Las Vegas Sun

April 25, 2024

At 83, Hefner remains a study in smart sensuality

Hugh Hefner

The Palms

Hugh Hefner: Don’t let his age fool you.

It seems every teenage boy remembers his Playboy Moment, the time when you first flip open the magazine and it’s, hello, Chicago, hello. I once talked to George Maloof about this, because today Maloof’s Palms resort is in partnership with Playboy Enterprises and is home to the sky-high Playboy Club, and also is where Hugh Hefner celebrates birthday No. 83 this weekend (see advance coverage from my main brother from another, Robin Leach, on sister site Vegas DeLuxe).
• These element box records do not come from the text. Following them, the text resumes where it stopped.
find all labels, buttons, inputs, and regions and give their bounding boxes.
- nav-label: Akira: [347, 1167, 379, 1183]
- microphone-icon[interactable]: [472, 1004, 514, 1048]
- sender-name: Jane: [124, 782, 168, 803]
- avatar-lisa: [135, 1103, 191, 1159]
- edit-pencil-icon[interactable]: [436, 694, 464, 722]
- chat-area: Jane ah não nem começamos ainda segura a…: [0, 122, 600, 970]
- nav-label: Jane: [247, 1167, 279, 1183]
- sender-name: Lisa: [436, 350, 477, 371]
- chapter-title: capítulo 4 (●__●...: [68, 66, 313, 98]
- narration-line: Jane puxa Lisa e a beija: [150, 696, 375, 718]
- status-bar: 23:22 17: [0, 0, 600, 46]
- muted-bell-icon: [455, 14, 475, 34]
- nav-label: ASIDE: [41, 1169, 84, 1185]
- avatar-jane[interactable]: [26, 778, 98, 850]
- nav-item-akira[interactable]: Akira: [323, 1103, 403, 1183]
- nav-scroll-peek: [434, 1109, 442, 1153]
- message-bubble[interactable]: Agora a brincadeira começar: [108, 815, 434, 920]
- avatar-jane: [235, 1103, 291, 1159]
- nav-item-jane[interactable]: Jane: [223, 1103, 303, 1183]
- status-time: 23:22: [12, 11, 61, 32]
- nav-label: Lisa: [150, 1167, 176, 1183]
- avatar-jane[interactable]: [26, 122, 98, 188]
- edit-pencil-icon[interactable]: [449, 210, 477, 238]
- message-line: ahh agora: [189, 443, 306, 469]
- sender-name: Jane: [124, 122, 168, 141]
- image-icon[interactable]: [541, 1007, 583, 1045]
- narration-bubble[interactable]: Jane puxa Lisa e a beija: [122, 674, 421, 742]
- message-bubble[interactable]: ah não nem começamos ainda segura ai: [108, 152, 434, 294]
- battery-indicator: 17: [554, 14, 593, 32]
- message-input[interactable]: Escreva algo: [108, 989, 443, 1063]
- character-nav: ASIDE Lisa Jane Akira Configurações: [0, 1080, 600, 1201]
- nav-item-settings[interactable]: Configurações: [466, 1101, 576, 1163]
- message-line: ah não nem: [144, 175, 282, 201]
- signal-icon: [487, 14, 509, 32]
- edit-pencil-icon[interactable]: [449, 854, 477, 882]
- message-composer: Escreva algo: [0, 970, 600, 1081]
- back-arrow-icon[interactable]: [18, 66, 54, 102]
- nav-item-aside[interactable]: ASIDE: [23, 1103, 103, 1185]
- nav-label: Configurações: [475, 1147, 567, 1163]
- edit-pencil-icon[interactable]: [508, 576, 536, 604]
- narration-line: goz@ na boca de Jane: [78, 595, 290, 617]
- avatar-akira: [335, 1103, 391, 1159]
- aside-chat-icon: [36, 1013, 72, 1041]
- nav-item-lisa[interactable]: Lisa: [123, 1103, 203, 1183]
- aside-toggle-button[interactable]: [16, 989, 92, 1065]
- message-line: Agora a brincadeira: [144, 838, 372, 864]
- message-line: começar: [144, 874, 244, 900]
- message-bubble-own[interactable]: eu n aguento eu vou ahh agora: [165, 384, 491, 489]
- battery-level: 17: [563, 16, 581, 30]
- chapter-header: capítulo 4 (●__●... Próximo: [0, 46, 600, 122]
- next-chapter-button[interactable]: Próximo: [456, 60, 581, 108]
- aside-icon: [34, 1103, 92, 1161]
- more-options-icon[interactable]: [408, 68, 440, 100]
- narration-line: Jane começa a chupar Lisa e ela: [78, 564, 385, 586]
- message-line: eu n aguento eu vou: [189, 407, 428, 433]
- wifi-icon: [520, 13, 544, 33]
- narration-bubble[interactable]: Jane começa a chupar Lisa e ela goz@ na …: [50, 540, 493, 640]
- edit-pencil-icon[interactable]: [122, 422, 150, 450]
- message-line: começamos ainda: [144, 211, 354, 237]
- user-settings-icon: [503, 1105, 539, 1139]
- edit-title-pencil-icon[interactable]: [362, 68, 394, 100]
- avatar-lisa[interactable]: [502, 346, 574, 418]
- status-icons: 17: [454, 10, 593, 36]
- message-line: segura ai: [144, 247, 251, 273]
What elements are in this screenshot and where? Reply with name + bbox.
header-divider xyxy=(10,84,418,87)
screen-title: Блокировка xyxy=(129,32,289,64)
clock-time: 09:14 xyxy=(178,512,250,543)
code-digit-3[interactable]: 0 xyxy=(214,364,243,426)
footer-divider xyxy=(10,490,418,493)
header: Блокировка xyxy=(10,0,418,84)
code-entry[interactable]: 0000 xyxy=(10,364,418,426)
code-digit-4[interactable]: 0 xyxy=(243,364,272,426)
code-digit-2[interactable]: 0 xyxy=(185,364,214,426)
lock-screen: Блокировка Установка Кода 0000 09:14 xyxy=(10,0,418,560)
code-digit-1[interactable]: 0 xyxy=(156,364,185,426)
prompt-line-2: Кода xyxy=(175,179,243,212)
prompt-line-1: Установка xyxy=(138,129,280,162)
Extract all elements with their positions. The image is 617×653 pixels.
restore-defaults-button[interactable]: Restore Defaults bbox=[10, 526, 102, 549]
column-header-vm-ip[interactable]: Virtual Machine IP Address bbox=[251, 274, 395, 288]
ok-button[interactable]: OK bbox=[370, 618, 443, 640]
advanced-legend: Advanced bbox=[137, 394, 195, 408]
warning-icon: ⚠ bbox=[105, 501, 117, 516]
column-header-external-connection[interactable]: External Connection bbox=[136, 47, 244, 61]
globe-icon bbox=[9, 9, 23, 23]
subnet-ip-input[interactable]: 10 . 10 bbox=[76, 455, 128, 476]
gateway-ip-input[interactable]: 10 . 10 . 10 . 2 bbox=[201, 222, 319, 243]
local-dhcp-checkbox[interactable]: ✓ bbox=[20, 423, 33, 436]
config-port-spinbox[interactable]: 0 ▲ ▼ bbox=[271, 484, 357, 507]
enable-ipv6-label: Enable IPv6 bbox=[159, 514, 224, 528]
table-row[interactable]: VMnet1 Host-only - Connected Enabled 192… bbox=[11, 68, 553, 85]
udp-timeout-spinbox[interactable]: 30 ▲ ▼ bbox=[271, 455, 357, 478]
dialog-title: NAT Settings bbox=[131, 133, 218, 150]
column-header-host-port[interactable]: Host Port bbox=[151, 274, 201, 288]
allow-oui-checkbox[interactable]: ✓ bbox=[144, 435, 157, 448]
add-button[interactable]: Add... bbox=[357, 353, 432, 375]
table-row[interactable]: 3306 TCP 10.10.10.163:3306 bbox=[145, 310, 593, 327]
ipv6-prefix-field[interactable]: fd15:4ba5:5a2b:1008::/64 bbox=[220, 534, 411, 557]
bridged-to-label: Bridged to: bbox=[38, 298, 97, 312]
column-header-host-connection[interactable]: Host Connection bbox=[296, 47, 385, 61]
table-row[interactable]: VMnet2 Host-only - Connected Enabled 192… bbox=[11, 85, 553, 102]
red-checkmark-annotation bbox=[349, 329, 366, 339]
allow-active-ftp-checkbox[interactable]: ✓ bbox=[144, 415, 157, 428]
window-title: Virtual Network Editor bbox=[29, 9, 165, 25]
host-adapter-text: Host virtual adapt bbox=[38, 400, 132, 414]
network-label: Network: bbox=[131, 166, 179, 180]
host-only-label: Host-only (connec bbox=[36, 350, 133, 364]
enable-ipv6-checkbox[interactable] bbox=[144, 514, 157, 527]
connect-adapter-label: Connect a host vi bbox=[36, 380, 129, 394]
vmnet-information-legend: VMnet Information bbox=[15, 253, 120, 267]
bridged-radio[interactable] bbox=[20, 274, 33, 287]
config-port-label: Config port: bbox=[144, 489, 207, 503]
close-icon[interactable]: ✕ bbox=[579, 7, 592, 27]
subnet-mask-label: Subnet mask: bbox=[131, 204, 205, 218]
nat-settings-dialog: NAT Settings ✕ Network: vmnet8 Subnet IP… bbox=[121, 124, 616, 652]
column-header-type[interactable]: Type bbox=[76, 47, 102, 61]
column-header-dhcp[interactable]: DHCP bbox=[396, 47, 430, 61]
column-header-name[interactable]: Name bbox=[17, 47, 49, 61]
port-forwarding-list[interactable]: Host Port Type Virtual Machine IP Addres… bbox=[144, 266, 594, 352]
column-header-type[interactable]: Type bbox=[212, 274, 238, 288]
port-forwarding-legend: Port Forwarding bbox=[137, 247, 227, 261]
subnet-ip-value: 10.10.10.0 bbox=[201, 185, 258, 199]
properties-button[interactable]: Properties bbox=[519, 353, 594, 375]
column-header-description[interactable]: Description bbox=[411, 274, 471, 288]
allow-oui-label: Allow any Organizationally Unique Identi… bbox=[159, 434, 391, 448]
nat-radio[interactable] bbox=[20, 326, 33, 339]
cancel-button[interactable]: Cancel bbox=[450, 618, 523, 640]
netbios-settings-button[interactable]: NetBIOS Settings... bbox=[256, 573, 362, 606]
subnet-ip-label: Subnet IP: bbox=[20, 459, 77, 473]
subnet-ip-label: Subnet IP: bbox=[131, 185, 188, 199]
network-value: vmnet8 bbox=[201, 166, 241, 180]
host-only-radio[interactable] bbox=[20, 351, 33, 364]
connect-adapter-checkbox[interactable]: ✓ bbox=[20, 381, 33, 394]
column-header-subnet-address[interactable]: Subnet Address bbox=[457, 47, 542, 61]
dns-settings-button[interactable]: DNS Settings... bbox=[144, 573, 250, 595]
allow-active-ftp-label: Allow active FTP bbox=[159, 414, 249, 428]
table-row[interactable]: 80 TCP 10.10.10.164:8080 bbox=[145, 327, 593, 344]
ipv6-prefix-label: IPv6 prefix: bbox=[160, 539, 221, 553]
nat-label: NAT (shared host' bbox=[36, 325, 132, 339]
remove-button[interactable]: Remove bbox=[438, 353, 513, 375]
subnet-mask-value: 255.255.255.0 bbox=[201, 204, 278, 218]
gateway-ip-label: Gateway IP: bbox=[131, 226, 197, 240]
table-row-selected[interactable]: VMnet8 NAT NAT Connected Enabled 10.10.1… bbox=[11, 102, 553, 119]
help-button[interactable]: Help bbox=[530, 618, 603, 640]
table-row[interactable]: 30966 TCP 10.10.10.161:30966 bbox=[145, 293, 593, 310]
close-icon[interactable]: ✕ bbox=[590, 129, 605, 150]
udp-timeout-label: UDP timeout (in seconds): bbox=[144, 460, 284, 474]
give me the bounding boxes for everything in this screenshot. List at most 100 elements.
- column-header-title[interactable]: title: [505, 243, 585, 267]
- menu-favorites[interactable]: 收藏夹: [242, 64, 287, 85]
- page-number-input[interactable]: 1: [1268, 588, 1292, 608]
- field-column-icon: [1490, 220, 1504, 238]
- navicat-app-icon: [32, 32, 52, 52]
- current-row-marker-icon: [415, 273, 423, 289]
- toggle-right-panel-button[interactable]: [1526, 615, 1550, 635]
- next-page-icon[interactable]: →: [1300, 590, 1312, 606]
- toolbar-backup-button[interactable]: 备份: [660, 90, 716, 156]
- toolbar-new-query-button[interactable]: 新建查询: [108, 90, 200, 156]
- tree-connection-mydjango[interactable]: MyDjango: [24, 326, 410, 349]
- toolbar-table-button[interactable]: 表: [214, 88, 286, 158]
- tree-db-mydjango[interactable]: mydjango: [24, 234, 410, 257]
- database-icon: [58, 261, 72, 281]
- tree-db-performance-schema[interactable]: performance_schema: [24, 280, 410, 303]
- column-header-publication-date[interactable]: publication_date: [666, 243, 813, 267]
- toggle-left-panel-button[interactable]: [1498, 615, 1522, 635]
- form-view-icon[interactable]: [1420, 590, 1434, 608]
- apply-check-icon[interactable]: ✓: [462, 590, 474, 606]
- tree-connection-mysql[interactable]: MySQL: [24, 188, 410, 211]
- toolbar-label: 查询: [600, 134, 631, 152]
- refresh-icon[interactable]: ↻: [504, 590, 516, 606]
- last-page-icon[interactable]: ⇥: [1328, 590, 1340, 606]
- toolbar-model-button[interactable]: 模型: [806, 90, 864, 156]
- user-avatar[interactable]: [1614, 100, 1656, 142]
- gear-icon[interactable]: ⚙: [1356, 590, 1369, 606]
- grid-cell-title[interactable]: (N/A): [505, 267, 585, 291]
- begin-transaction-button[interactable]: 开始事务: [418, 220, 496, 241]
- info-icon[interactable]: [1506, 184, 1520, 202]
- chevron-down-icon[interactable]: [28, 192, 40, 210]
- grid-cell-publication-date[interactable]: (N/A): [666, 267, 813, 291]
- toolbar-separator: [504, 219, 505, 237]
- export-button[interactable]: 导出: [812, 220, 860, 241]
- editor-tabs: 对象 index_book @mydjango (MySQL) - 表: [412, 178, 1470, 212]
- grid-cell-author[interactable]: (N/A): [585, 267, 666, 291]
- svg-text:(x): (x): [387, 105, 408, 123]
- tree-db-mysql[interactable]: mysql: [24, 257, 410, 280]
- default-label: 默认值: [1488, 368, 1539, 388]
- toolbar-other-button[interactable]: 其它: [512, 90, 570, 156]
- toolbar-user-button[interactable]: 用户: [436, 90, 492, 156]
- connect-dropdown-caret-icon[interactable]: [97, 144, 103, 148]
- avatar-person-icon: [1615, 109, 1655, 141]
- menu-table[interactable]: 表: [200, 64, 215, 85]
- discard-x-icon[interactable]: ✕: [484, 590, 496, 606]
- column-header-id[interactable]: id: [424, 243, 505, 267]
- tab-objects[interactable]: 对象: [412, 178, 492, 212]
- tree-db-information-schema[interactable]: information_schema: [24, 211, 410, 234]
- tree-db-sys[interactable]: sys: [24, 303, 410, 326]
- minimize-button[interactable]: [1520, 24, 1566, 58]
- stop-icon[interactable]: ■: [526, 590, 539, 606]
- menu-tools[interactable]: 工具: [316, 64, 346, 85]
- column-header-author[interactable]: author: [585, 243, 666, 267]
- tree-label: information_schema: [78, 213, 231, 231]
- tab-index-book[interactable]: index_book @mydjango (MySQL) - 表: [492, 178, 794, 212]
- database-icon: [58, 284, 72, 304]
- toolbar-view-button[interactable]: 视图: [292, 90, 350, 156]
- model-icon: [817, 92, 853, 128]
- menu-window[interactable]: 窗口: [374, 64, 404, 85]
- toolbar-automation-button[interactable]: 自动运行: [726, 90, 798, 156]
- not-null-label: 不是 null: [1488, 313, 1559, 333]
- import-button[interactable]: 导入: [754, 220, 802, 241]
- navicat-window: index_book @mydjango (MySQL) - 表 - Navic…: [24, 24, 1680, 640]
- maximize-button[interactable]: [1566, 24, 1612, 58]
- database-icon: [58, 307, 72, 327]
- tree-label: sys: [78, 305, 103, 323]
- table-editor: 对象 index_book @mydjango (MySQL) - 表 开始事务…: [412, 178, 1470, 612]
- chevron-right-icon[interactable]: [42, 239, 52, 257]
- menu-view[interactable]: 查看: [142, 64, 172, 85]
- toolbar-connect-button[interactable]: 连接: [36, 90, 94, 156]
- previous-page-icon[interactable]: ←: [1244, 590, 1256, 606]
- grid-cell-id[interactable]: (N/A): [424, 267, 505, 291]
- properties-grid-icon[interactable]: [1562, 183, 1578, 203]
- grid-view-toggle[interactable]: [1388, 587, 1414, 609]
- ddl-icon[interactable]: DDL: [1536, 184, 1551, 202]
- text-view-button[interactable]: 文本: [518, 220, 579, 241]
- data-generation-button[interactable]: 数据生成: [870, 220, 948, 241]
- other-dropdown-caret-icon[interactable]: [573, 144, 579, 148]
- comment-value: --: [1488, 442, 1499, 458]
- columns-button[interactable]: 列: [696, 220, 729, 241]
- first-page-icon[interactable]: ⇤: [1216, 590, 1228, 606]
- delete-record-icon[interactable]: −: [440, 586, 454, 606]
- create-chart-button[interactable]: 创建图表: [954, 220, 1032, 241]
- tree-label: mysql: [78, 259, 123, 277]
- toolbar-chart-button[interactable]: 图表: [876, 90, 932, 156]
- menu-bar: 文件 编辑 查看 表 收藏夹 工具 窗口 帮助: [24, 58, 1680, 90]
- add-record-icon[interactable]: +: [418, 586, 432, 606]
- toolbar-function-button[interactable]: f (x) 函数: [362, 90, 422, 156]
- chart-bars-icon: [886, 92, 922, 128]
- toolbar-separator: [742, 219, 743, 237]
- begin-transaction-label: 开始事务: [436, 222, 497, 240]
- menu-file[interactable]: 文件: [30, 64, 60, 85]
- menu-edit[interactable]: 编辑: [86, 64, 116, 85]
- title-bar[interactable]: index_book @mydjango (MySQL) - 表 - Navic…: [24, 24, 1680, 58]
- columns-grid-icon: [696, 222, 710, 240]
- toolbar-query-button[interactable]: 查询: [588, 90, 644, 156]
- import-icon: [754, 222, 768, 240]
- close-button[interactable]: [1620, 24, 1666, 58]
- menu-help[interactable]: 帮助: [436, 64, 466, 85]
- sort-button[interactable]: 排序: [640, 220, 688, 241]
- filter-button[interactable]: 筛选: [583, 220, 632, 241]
Maloof told me he was about 16 when he first spied a Playboy magazine, and said what he recalled most vividly was how off-limits the magazine was to younger folks in those days -- nervous boys often steeled away to the garage, a flashlight in one hand and the magazine in the other, just to enjoy a mere peek. Playboy’s taboo quality added to the magazine’s mystique and made it seem especially tantalizing.

The photography helped in that regard, too.

Then I remembered, my first Playboy Moment was not the magazine itself, it was from TV. Hugh Hefner was a host of “Saturday Night Live” during the show’s second season. Andy Kaufman was a guest that night, performing his classic sing-a-long to the “Mighty Mouse” theme. It was 1977, the original Not Ready for Prime Time Players were essentially intact, and the sketch I best recall was a scene set in one of Hefner’s Playboy Clubs. Seated were John Belushi and Gilda Radner, playing a middle-aged married couple enjoying a rare night on the town. Hefner introduced himself, and Belushi -- aggressively portraying a typically overstimulated, geeked-out Playboy subscriber -- insistently referred to Hefner as “Ner!” rather than the universally recognized “Hef.”

Belushi went on and on about the Playboy Playmates and Hefner’s reputed relationships with upper-echelon Bunnies. “Ner! Ner!” Belushi shouted, “isn’t it true that the stars in the P in Playboy are for how many times you slept with that month’s Playmate!?” Hefner said no, correcting Belushi that those stars, which appeared in the magazine in the ’60s and ’70s, were to identify in which region the magazine was being distributed. There were 13 such regions around the world, he informed. That explanation seemed to deflate Belushi, and Hefner started a high-minded conversation with the wife, Radner, about some of the magazine’s politically driven coverage. One of the great claims of Playboy is that it’s the magazine that inspired the claim, “I only read it for the articles.”

Ah, the articles. One of the first issues of Playboy I ever picked up was the magazine’s famous interview with President Carter, where he admitted “lusting” after women. It wasn’t a coincidental reading, as this interview had been reported everywhere, even by Walter Cronkite. At the time, I didn’t exactly know what “lust” meant, but thanks to Mad magazine, I was familiar with “horny.” After looking up the definition of “lust,” I thought, “Wow, the president is horny.”

I’m still impressed that Hefner’s magazine persuaded a sitting president to be interviewed for a piece that appeared just pages from full nudity, in living color. Hustler, for one, would never have been able to make that happen.

These days Playboy, as a magazine, is fighting a trend that has its readers leaking away to the Web. It has diversified, having revived its club here in Vegas and started the cable Playboy TV channel, which is focusing on the Gentiles and the Palomino Club for the reality-based series “The King of Clubs,” which is scheduled to debut in October. But as a brand, those silhouetted rabbit ears still stand for something, for a sensuality that is sharp and smart. Even at 83, Hefner is all of that -- he’s got three hot young girlfriends and has marketed a reality TV show around that unlikely configuration (this triumvirate includes twins Karissa and Kristina Shannon). The other day I tried to come up with a list of women in Hef’s age division who would make a fitting girlfriend for him. I finally gave up. It’s impossible. Hugh Hefner’s 83, but he’s not really 83, you know what I mean?